Here we represented 5593 prospects and 2898 books in a matrix. Then we apply the SVD (it’s going to take a while):
1 2 3 4 | ... from numpy.linalg import svd matrix = reviewmatrix.values u, s, vh = svd(matrix, full_matrices=False) |
By default, the svd() returns a full singular value decomposition. We choose a lowered mannequin so we’ll use smaller matrices to avoid wasting plenty of memory. The columns of vh correspond to the books. We can based mostly totally on vector space model to hunt out which e-book are most very similar to the one we’re :
1 2 3 4 5 6 7 8 9 10 11 12 13 14 | ... import numpy as np def cosine_similarity(v,u): return (v @ u)/ (np.linalg.norm(v) * np.linalg.norm(u)) highest_similarity = –np.inf highest_sim_col = –1 for col in differ(1,vh.kind[1]): similarity = cosine_similarity(vh[:,0], vh[:,col]) if similarity > highest_similarity: highest_similarity = similarity highest_sim_col = col print(“Column %d is most very similar to column 0” % highest_sim_col) |
And throughout the above occasion, we try to find the e-book that is best match to to first column. The consequence’s:
1 | Column 906 is most very similar to column 0 |
In a recommendation system, when a shopper picked a e-book, we’d current her various totally different books that are very similar to the one she picked based mostly totally on the cosine distance as calculated above.
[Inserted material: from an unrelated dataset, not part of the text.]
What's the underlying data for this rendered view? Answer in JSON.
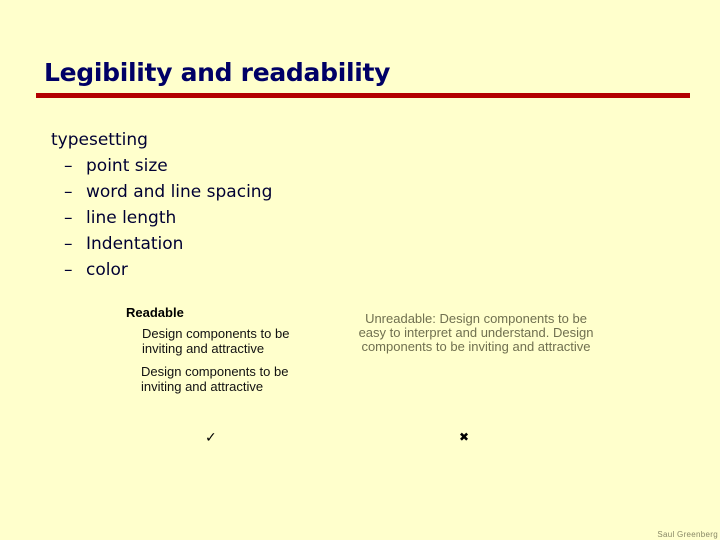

Depends on the dataset, we’d use truncated SVD to chop again the dimension of matrix vh. In essence, this suggests we’re eradicating various rows on vh that the corresponding singular values in s are small, sooner than we use it to compute the similarity. This would most likely make the prediction additional right as these a lot much less vital choices of a e-book are away from consideration.
Note that, throughout the decomposition $M=UcdotSigmacdot V^T$ everyone knows the rows of $U$ are the purchasers and columns of $V^T$ are books, we will not set up what are the meanings of the columns of $U$ or rows of $V^T$ (an equivalently, that of $Sigma$). We know they could be genres, as an illustration, that current some underlying connections between the purchasers and the books nevertheless we will not be sure what exactly are they. However, this does not stop us from using them as choices in our recommendation system.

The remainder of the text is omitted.